Romney still has not won the 1,144 Republican convention delegates required to seal up the nomination and force former Sen. Rick Santorum (Pa.), Rep. Ron Paul (Texas) and ex-Speaker Newt Gingrich (Ga.) from the race. But following a sweep of primaries last Tuesday in Maryland, Washington, D.C., and Wisconsin, Romney has solidified his status as the presumptive GOP nominee.

Not all Member staffs are considered equally politically savvy and prepared to handle the glare of the national media spotlight should their boss remain in contention for the No. 2 spot into the summer. One way to gauge Ryan’s interest in being selected — and perhaps Romney’s interest — could be whether the Congressman hires more experienced political advisers.
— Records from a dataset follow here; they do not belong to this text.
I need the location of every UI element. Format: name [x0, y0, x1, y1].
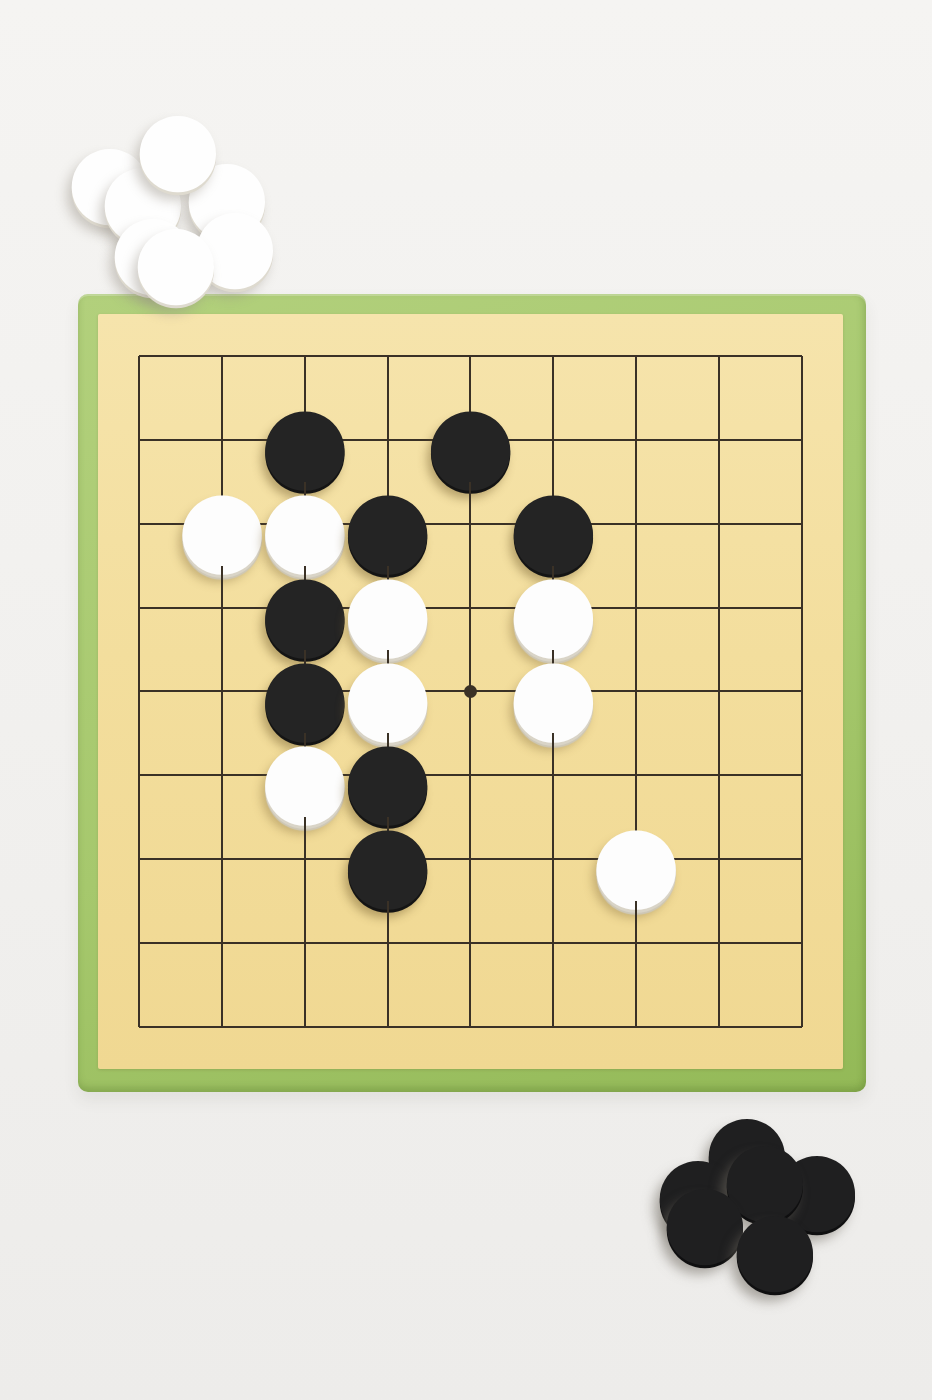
intersection-H9[interactable]	[677, 314, 760, 398]
go-board: ▲ ▼ ●●●●●●●●●●●●●●●●	[78, 294, 866, 1092]
grid-line-vertical	[635, 650, 637, 734]
white-stone-C4[interactable]: ●	[264, 735, 347, 819]
intersection-J2[interactable]	[760, 901, 843, 985]
intersection-C3[interactable]	[264, 817, 347, 901]
grid-line-vertical	[552, 901, 554, 985]
grid-line-vertical	[718, 985, 720, 1027]
intersection-H8[interactable]	[677, 398, 760, 482]
intersection-F1[interactable]	[512, 985, 595, 1069]
intersection-J8[interactable]	[760, 398, 843, 482]
grid-line-horizontal	[139, 1026, 180, 1028]
intersection-B1[interactable]	[181, 985, 264, 1069]
black-stone-D3[interactable]: ●	[346, 819, 429, 903]
grid-line-vertical	[635, 482, 637, 566]
grid-line-vertical	[552, 356, 554, 398]
intersection-B3[interactable]	[181, 817, 264, 901]
intersection-F2[interactable]	[512, 901, 595, 985]
grid-line-vertical	[718, 566, 720, 650]
grid-line-vertical	[718, 733, 720, 817]
intersection-D1[interactable]	[346, 985, 429, 1069]
grid-line-horizontal	[760, 942, 801, 944]
white-stone-G3[interactable]: ●	[595, 819, 678, 903]
intersection-G3[interactable]: ●	[595, 817, 678, 901]
grid-line-horizontal	[139, 690, 180, 692]
intersection-D2[interactable]	[346, 901, 429, 985]
grid-line-vertical	[718, 901, 720, 985]
intersection-G7[interactable]	[595, 482, 678, 566]
intersection-D9[interactable]	[346, 314, 429, 398]
intersection-A2[interactable]	[98, 901, 181, 985]
intersection-H6[interactable]	[677, 566, 760, 650]
grid-line-vertical	[552, 733, 554, 817]
intersection-H5[interactable]	[677, 650, 760, 734]
grid-line-horizontal	[760, 1026, 801, 1028]
white-stone-B7[interactable]: ●	[181, 484, 264, 568]
grid-line-vertical	[138, 356, 140, 398]
black-pile-stone[interactable]: ●	[731, 1196, 818, 1296]
grid-line-vertical	[718, 650, 720, 734]
grid-line-vertical	[635, 985, 637, 1027]
grid-line-vertical	[469, 733, 471, 817]
grid-line-vertical	[718, 817, 720, 901]
grid-line-vertical	[221, 985, 223, 1027]
intersection-B6[interactable]	[181, 566, 264, 650]
grid-line-vertical	[718, 398, 720, 482]
star-point-tengen	[464, 685, 477, 698]
grid-line-vertical	[138, 985, 140, 1027]
intersection-E4[interactable]	[429, 733, 512, 817]
grid-line-vertical	[221, 566, 223, 650]
grid-line-vertical	[221, 901, 223, 985]
grid-line-vertical	[635, 901, 637, 985]
intersection-C4[interactable]: ●	[264, 733, 347, 817]
intersection-G5[interactable]	[595, 650, 678, 734]
intersection-G6[interactable]	[595, 566, 678, 650]
board-grid: ●●●●●●●●●●●●●●●●	[98, 314, 843, 1069]
grid-line-vertical	[138, 650, 140, 734]
grid-line-vertical	[138, 398, 140, 482]
intersection-J7[interactable]	[760, 482, 843, 566]
intersection-A9[interactable]	[98, 314, 181, 398]
intersection-J6[interactable]	[760, 566, 843, 650]
white-pile-stone[interactable]: ●	[132, 209, 219, 309]
intersection-E1[interactable]	[429, 985, 512, 1069]
grid-line-vertical	[387, 985, 389, 1027]
intersection-A1[interactable]	[98, 985, 181, 1069]
intersection-H3[interactable]	[677, 817, 760, 901]
intersection-A3[interactable]	[98, 817, 181, 901]
intersection-J9[interactable]	[760, 314, 843, 398]
intersection-C2[interactable]	[264, 901, 347, 985]
board-surface: ●●●●●●●●●●●●●●●●	[98, 314, 843, 1069]
intersection-J5[interactable]	[760, 650, 843, 734]
grid-line-vertical	[801, 650, 803, 734]
intersection-B9[interactable]	[181, 314, 264, 398]
grid-line-vertical	[304, 817, 306, 901]
intersection-E6[interactable]	[429, 566, 512, 650]
grid-line-vertical	[801, 566, 803, 650]
intersection-H4[interactable]	[677, 733, 760, 817]
intersection-B4[interactable]	[181, 733, 264, 817]
intersection-F9[interactable]	[512, 314, 595, 398]
grid-line-vertical	[221, 817, 223, 901]
grid-line-vertical	[635, 398, 637, 482]
grid-line-vertical	[387, 356, 389, 398]
grid-line-vertical	[801, 733, 803, 817]
intersection-D3[interactable]: ●	[346, 817, 429, 901]
grid-line-vertical	[469, 482, 471, 566]
grid-line-vertical	[221, 356, 223, 398]
intersection-F4[interactable]	[512, 733, 595, 817]
grid-line-horizontal	[139, 355, 180, 357]
grid-line-vertical	[469, 817, 471, 901]
grid-line-horizontal	[760, 607, 801, 609]
intersection-G1[interactable]	[595, 985, 678, 1069]
intersection-E8[interactable]: ●	[429, 398, 512, 482]
grid-line-vertical	[801, 356, 803, 398]
intersection-H2[interactable]	[677, 901, 760, 985]
intersection-J4[interactable]	[760, 733, 843, 817]
grid-line-horizontal	[139, 523, 180, 525]
grid-line-horizontal	[760, 523, 801, 525]
grid-line-horizontal	[139, 774, 180, 776]
grid-line-vertical	[801, 482, 803, 566]
grid-line-vertical	[801, 398, 803, 482]
grid-line-horizontal	[139, 858, 180, 860]
intersection-E5[interactable]	[429, 650, 512, 734]
intersection-F5[interactable]: ●	[512, 650, 595, 734]
black-stone-E8[interactable]: ●	[429, 400, 512, 484]
grid-line-vertical	[387, 901, 389, 985]
grid-line-horizontal	[139, 942, 180, 944]
grid-line-vertical	[304, 901, 306, 985]
intersection-E2[interactable]	[429, 901, 512, 985]
intersection-B2[interactable]	[181, 901, 264, 985]
grid-line-vertical	[801, 985, 803, 1027]
white-pile-stone[interactable]: ●	[134, 96, 221, 196]
grid-line-vertical	[221, 733, 223, 817]
grid-line-horizontal	[760, 774, 801, 776]
grid-line-vertical	[304, 985, 306, 1027]
grid-line-vertical	[138, 817, 140, 901]
intersection-A8[interactable]	[98, 398, 181, 482]
intersection-A6[interactable]	[98, 566, 181, 650]
grid-line-vertical	[718, 356, 720, 398]
intersection-H7[interactable]	[677, 482, 760, 566]
intersection-A5[interactable]	[98, 650, 181, 734]
intersection-G8[interactable]	[595, 398, 678, 482]
grid-line-vertical	[552, 817, 554, 901]
grid-line-horizontal	[760, 690, 801, 692]
grid-line-vertical	[469, 566, 471, 650]
grid-line-vertical	[469, 985, 471, 1027]
intersection-E7[interactable]	[429, 482, 512, 566]
photo-backdrop: ●●●●●●● ▲ ▼ ●●●●●●●●●●●●●●●● ●●●●●●	[0, 0, 932, 1400]
intersection-E3[interactable]	[429, 817, 512, 901]
grid-line-horizontal	[760, 858, 801, 860]
intersection-F3[interactable]	[512, 817, 595, 901]
grid-line-horizontal	[760, 439, 801, 441]
grid-line-vertical	[138, 901, 140, 985]
grid-line-horizontal	[760, 355, 801, 357]
grid-line-vertical	[718, 482, 720, 566]
grid-line-vertical	[138, 482, 140, 566]
grid-line-horizontal	[139, 439, 180, 441]
intersection-G2[interactable]	[595, 901, 678, 985]
intersection-B5[interactable]	[181, 650, 264, 734]
grid-line-vertical	[138, 733, 140, 817]
intersection-H1[interactable]	[677, 985, 760, 1069]
grid-line-vertical	[635, 356, 637, 398]
grid-line-vertical	[138, 566, 140, 650]
grid-line-vertical	[221, 650, 223, 734]
intersection-B7[interactable]: ●	[181, 482, 264, 566]
intersection-J3[interactable]	[760, 817, 843, 901]
grid-line-horizontal	[139, 607, 180, 609]
intersection-A4[interactable]	[98, 733, 181, 817]
grid-line-vertical	[552, 985, 554, 1027]
grid-line-vertical	[469, 901, 471, 985]
grid-line-vertical	[635, 566, 637, 650]
intersection-J1[interactable]	[760, 985, 843, 1069]
intersection-C1[interactable]	[264, 985, 347, 1069]
grid-line-vertical	[801, 817, 803, 901]
grid-line-vertical	[801, 901, 803, 985]
white-stone-F5[interactable]: ●	[512, 652, 595, 736]
intersection-A7[interactable]	[98, 482, 181, 566]
intersection-G9[interactable]	[595, 314, 678, 398]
One Republican insider described Ryan’s staff as “not political at all.”

“Ryan’s real dream is to be Ways and Means chairman,” one GOP operative said. “That being said, we all know he’ll be on any short list, and if it goes further, he would definitely have to add to his team. [But] that’s not unusual.”
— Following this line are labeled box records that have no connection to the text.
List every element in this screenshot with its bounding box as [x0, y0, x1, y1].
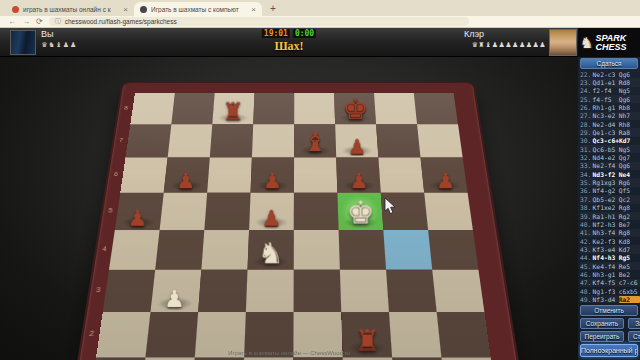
square-g6[interactable] — [378, 158, 424, 193]
white-move: Qe1-c3 — [593, 129, 619, 136]
black-move: Kd7 — [619, 246, 640, 253]
move-row-22[interactable]: 22.Ne2-c3Qg6 — [580, 70, 640, 78]
red-pawn-h6: ♟ — [424, 170, 467, 191]
load-button[interactable]: Загрузить — [628, 318, 640, 329]
address-bar: ← → ⟳ ⓘ chesswood.ru/flash-games/sparkch… — [0, 16, 640, 28]
white-move: Nc3-e2 — [593, 112, 619, 119]
move-number: 22. — [580, 71, 593, 78]
rank-label-8: 8 — [120, 105, 132, 110]
square-e5[interactable] — [294, 193, 339, 230]
black-move: Rg2 — [619, 213, 640, 220]
red-pawn-a5: ♟ — [115, 207, 160, 229]
move-number: 35. — [580, 179, 593, 186]
red-rook-c8: ♜ — [212, 99, 253, 123]
square-c7[interactable] — [210, 124, 253, 157]
move-number: 48. — [580, 288, 593, 295]
tab-1-favicon — [12, 6, 19, 13]
tab-strip: играть в шахматы онлайн с к × Играть в ш… — [0, 0, 640, 16]
square-f4[interactable] — [339, 230, 386, 270]
move-row-43[interactable]: 43.Kf3-e4Kd7 — [580, 245, 640, 253]
black-move: Rd8 — [619, 79, 640, 86]
square-h6[interactable]: ♟ — [421, 158, 468, 193]
black-move: c6xb5 — [619, 288, 640, 295]
square-e3[interactable] — [294, 270, 342, 312]
square-d6[interactable]: ♟ — [251, 158, 295, 193]
white-move: Ke2-f3 — [593, 238, 619, 245]
square-g4[interactable] — [383, 230, 432, 270]
black-move: Rb8 — [619, 104, 640, 111]
tab-2-close-icon[interactable]: × — [251, 5, 256, 14]
move-number: 28. — [580, 121, 593, 128]
move-number: 34. — [580, 171, 593, 178]
avatar-opponent — [549, 29, 577, 56]
square-e4[interactable] — [294, 230, 340, 270]
square-a4[interactable] — [109, 230, 160, 270]
square-c4[interactable] — [201, 230, 249, 270]
black-move: Kd7 — [619, 137, 640, 144]
back-icon[interactable]: ← — [8, 18, 16, 26]
move-row-30[interactable]: 30.Qc3-c6+Kd7 — [580, 137, 640, 145]
square-f5[interactable]: ♚ — [337, 193, 383, 230]
square-b7[interactable] — [168, 124, 213, 157]
white-move: Nh3-f4 — [593, 229, 619, 236]
right-column: ♞ SPARKCHESS Сдаться 22.Ne2-c3Qg623.Qd1-… — [578, 28, 640, 360]
move-row-26[interactable]: 26.Rh1-g1Rb8 — [580, 103, 640, 111]
move-row-31[interactable]: 31.Qc6-b5Ng5 — [580, 145, 640, 153]
move-row-39[interactable]: 39.Ra1-h1Rg2 — [580, 212, 640, 220]
resign-button[interactable]: Сдаться — [580, 58, 638, 69]
square-g8[interactable] — [374, 93, 417, 124]
avatar-you — [10, 30, 36, 55]
black-move: Ng5 — [619, 146, 640, 153]
move-number: 30. — [580, 137, 592, 144]
move-number: 31. — [580, 146, 593, 153]
move-row-42[interactable]: 42.Ke2-f3Kd8 — [580, 237, 640, 245]
footer-text: Играть в шахматы онлайн — ChessWood.ru — [0, 350, 578, 356]
tab-1-close-icon[interactable]: × — [123, 5, 128, 14]
square-h7[interactable] — [417, 124, 463, 157]
square-c8[interactable]: ♜ — [212, 93, 254, 124]
black-move: c7-c6 — [619, 279, 640, 286]
move-number: 43. — [580, 246, 593, 253]
black-move: Rh8 — [619, 121, 640, 128]
move-row-41[interactable]: 41.Nh3-f4Rg8 — [580, 229, 640, 237]
move-row-23[interactable]: 23.Qd1-e1Rd8 — [580, 78, 640, 86]
move-number: 45. — [580, 263, 593, 270]
rank-label-3: 3 — [91, 286, 105, 293]
red-pawn-f6: ♟ — [337, 170, 380, 191]
player-you-name: Вы — [41, 29, 53, 39]
white-move: Ng1-f3 — [593, 288, 619, 295]
logo-text: SPARKCHESS — [595, 34, 626, 52]
white-king-f5: ♚ — [338, 198, 383, 229]
move-number: 37. — [580, 196, 593, 203]
move-number: 26. — [580, 104, 593, 111]
captured-by-you: ♛♞♝♟♟ — [41, 41, 77, 49]
square-e7[interactable]: ♝ — [294, 124, 336, 157]
move-row-25[interactable]: 25.f4-f5Qg6 — [580, 95, 640, 103]
browser-window: играть в шахматы онлайн с к × Играть в ш… — [0, 0, 640, 360]
move-number: 25. — [580, 96, 593, 103]
red-pawn-b6: ♟ — [164, 170, 207, 191]
move-row-45[interactable]: 45.Ke4-f4Re5 — [580, 262, 640, 270]
square-d7[interactable] — [252, 124, 294, 157]
white-move: Nd3-f2 — [593, 171, 619, 178]
red-pawn-f7: ♟ — [336, 136, 378, 157]
url-field[interactable]: ⓘ chesswood.ru/flash-games/sparkchess — [49, 17, 469, 26]
white-move: f2-f4 — [593, 87, 619, 94]
game-clock: 19:01 0:00 — [262, 29, 316, 38]
move-number: 39. — [580, 213, 593, 220]
black-move: Ra2 — [619, 296, 640, 303]
move-row-37[interactable]: 37.Qb5-e2Qc2 — [580, 195, 640, 203]
white-move: Qb5-e2 — [593, 196, 619, 203]
white-move: Rh1-g1 — [593, 104, 619, 111]
square-f6[interactable]: ♟ — [336, 158, 381, 193]
move-number: 32. — [580, 154, 593, 161]
page-content: Вы ♛♞♝♟♟ Клэр ♛♜♝♟♟♟♟♟♟♟♟ 19:01 0:00 Шах… — [0, 28, 640, 360]
square-e6[interactable] — [294, 158, 337, 193]
board-3d-wrapper: ♜♚♝♟♟♟♟♟♟♟♚♞♟♜♜ 8a7b6c5d4e3f2g1h — [88, 52, 508, 360]
square-d4[interactable]: ♞ — [248, 230, 294, 270]
stats-button[interactable]: Статистика — [628, 331, 640, 342]
move-row-38[interactable]: 38.Kf1xe2Rg8 — [580, 204, 640, 212]
board-grid: ♜♚♝♟♟♟♟♟♟♟♚♞♟♜♜ — [89, 93, 498, 360]
move-number: 47. — [580, 279, 593, 286]
white-move: Rg1xg3 — [593, 179, 619, 186]
white-move: Ne2-f4 — [593, 162, 619, 169]
replay-button[interactable]: Переиграть — [580, 331, 624, 342]
new-tab-button[interactable]: + — [270, 3, 276, 14]
fullscreen-button[interactable]: Полноэкранный режим — [580, 344, 638, 357]
white-move: Kf1xe2 — [593, 204, 619, 211]
square-d5[interactable]: ♟ — [249, 193, 294, 230]
rank-label-4: 4 — [98, 245, 112, 251]
white-move: Qd1-e1 — [593, 79, 619, 86]
square-f3[interactable] — [340, 270, 389, 312]
move-row-34[interactable]: 34.Nd3-f2Ne4 — [580, 170, 640, 178]
sparkchess-logo: ♞ SPARKCHESS — [578, 28, 640, 57]
site-info-icon[interactable]: ⓘ — [55, 17, 61, 26]
move-row-47[interactable]: 47.Kf4-f5c7-c6 — [580, 279, 640, 287]
save-button[interactable]: Сохранить — [580, 318, 624, 329]
white-move: Nf3-d4 — [593, 296, 619, 303]
mouse-cursor — [384, 198, 396, 215]
move-number: 24. — [580, 87, 593, 94]
move-row-49[interactable]: 49.Nf3-d4Ra2 — [580, 295, 640, 303]
move-row-29[interactable]: 29.Qe1-c3Ra8 — [580, 128, 640, 136]
black-move: Ne4 — [619, 171, 640, 178]
game-area: Вы ♛♞♝♟♟ Клэр ♛♜♝♟♟♟♟♟♟♟♟ 19:01 0:00 Шах… — [0, 28, 578, 360]
tab-1-title: играть в шахматы онлайн с к — [23, 6, 119, 13]
move-number: 49. — [580, 296, 593, 303]
square-h3[interactable] — [432, 270, 484, 312]
tab-2[interactable]: Играть в шахматы с компьют × — [134, 2, 262, 16]
square-g3[interactable] — [386, 270, 437, 312]
black-move: Ra8 — [619, 129, 640, 136]
black-move: Rg8 — [619, 229, 640, 236]
replay-stats-row: Переиграть Статистика — [578, 329, 640, 342]
move-number: 27. — [580, 112, 593, 119]
rank-label-7: 7 — [115, 137, 127, 142]
forward-icon[interactable]: → — [22, 18, 30, 26]
square-d8[interactable] — [253, 93, 294, 124]
square-c5[interactable] — [204, 193, 250, 230]
square-c6[interactable] — [207, 158, 252, 193]
move-row-40[interactable]: 40.Nf2-h3Be7 — [580, 220, 640, 228]
black-move: Qg6 — [619, 162, 640, 169]
square-b5[interactable] — [160, 193, 208, 230]
white-move: f4-f5 — [593, 96, 619, 103]
black-move: Ng5 — [619, 87, 640, 94]
move-row-35[interactable]: 35.Rg1xg3Rg6 — [580, 178, 640, 186]
move-row-44[interactable]: 44.Nf4-h3Rg5 — [580, 254, 640, 262]
red-bishop-e7: ♝ — [294, 130, 336, 156]
move-number: 33. — [580, 162, 593, 169]
move-row-27[interactable]: 27.Nc3-e2Nh7 — [580, 112, 640, 120]
black-move: Rg8 — [619, 204, 640, 211]
move-number: 29. — [580, 129, 593, 136]
square-b3[interactable]: ♟ — [150, 270, 201, 312]
move-number: 46. — [580, 271, 593, 278]
black-move: Nh7 — [619, 112, 640, 119]
black-move: Qg7 — [619, 154, 640, 161]
square-a5[interactable]: ♟ — [115, 193, 164, 230]
move-row-32[interactable]: 32.Nd4-e2Qg7 — [580, 153, 640, 161]
square-e8[interactable] — [294, 93, 335, 124]
square-d3[interactable] — [246, 270, 294, 312]
white-move: Nh3-g1 — [593, 271, 619, 278]
red-pawn-d5: ♟ — [249, 207, 294, 229]
black-move: Rg6 — [619, 179, 640, 186]
move-row-36[interactable]: 36.Nf4-g2Qf5 — [580, 187, 640, 195]
knight-logo-icon: ♞ — [580, 34, 593, 52]
black-move: Qc2 — [619, 196, 640, 203]
red-pawn-d6: ♟ — [251, 170, 294, 191]
white-move: Ne2-d4 — [593, 121, 619, 128]
white-knight-d4: ♞ — [248, 239, 294, 268]
white-move: Nf4-g2 — [593, 187, 619, 194]
tab-2-title: Играть в шахматы с компьют — [151, 6, 247, 13]
square-h8[interactable] — [414, 93, 458, 124]
white-move: Ke4-f4 — [593, 263, 619, 270]
rank-label-6: 6 — [110, 171, 123, 177]
red-king-f8: ♚ — [335, 95, 376, 123]
black-move: Be7 — [619, 221, 640, 228]
square-a6[interactable] — [120, 158, 167, 193]
black-move: Rg5 — [619, 254, 640, 261]
square-a3[interactable] — [103, 270, 155, 312]
move-number: 36. — [580, 187, 593, 194]
black-move: Re5 — [619, 263, 640, 270]
move-number: 23. — [580, 79, 593, 86]
move-list: 22.Ne2-c3Qg623.Qd1-e1Rd824.f2-f4Ng525.f4… — [578, 69, 640, 303]
white-move: Ne2-c3 — [593, 71, 619, 78]
square-b8[interactable] — [171, 93, 214, 124]
move-number: 44. — [580, 254, 593, 261]
white-move: Qc3-c6+ — [592, 137, 619, 144]
captured-by-opponent: ♛♜♝♟♟♟♟♟♟♟♟ — [471, 41, 546, 49]
black-move: Kd8 — [619, 238, 640, 245]
white-pawn-b3: ♟ — [151, 287, 199, 310]
chess-board: ♜♚♝♟♟♟♟♟♟♟♚♞♟♜♜ 8a7b6c5d4e3f2g1h — [68, 83, 528, 360]
rank-label-2: 2 — [84, 330, 99, 337]
white-move: Ra1-h1 — [593, 213, 619, 220]
black-move: Qg6 — [619, 96, 640, 103]
reload-icon[interactable]: ⟳ — [36, 18, 43, 26]
square-h5[interactable] — [424, 193, 473, 230]
square-b4[interactable] — [155, 230, 204, 270]
white-move: Nf4-h3 — [593, 254, 619, 261]
move-number: 38. — [580, 204, 593, 211]
tab-2-favicon — [140, 6, 147, 13]
square-a8[interactable] — [130, 93, 174, 124]
square-a7[interactable] — [125, 124, 171, 157]
move-number: 41. — [580, 229, 593, 236]
white-move: Qc6-b5 — [593, 146, 619, 153]
move-panel: Сдаться 22.Ne2-c3Qg623.Qd1-e1Rd824.f2-f4… — [578, 57, 640, 360]
move-row-28[interactable]: 28.Ne2-d4Rh8 — [580, 120, 640, 128]
tab-1[interactable]: играть в шахматы онлайн с к × — [6, 2, 134, 16]
white-move: Kf4-f5 — [593, 279, 619, 286]
url-text: chesswood.ru/flash-games/sparkchess — [65, 18, 177, 25]
undo-button[interactable]: Отменить — [580, 305, 638, 316]
save-load-row: Сохранить Загрузить — [578, 316, 640, 329]
square-h4[interactable] — [428, 230, 478, 270]
square-f8[interactable]: ♚ — [334, 93, 376, 124]
clock-black: 0:00 — [293, 29, 316, 38]
square-c3[interactable] — [198, 270, 247, 312]
square-g7[interactable] — [376, 124, 420, 157]
move-row-24[interactable]: 24.f2-f4Ng5 — [580, 87, 640, 95]
move-row-33[interactable]: 33.Ne2-f4Qg6 — [580, 162, 640, 170]
clock-white: 19:01 — [262, 29, 290, 38]
move-number: 42. — [580, 238, 593, 245]
black-move: Be2 — [619, 271, 640, 278]
white-move: Nf2-h3 — [593, 221, 619, 228]
move-row-46[interactable]: 46.Nh3-g1Be2 — [580, 270, 640, 278]
move-number: 40. — [580, 221, 593, 228]
black-move: Qg6 — [619, 71, 640, 78]
move-row-48[interactable]: 48.Ng1-f3c6xb5 — [580, 287, 640, 295]
player-opponent-name: Клэр — [464, 29, 484, 39]
square-b6[interactable]: ♟ — [164, 158, 210, 193]
black-move: Qf5 — [619, 187, 640, 194]
white-move: Kf3-e4 — [593, 246, 619, 253]
square-f7[interactable]: ♟ — [335, 124, 378, 157]
white-move: Nd4-e2 — [593, 154, 619, 161]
Conversely, Rubio’s national ambitions are well-known, and his team of staff and advisers includes Republican operatives with presidential campaign experience. Many of them have been with the Senator since his 2010 campaign, if not soon after he assumed office in January of last year. Press aide Alex Conant joined Rubio’s Senate office after serving on former Minnesota Gov. Tim Pawlenty’s 2012 presidential campaign. Sally Canfield, Rubio’s chief policy adviser and among his first Senate hires, counseled Romney during his 2008 presidential bid.
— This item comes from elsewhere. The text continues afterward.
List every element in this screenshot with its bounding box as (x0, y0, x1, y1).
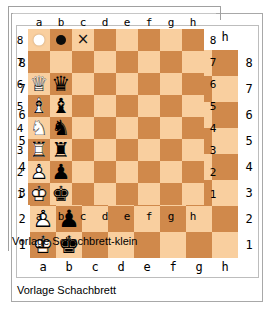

Although Republican operatives off Capitol Hill believe staff rivalries could emerge as aides connected to Members on Romney’s potential short list angle to favorably position their boss, most GOP Hill staffers downplayed that possibility. While Republican aides generally expect some promotion of the Members under discussion by staff to occur, they don’t expect it to be overt enough to make a newsworthy spectacle.

“I’ve seen none of that at this point. I’d be surprised if it happened. I just think it would be a really stupid thing to do,” one aide said. “It’s the last thing Boston wants to see. ... They’re looking for team players.”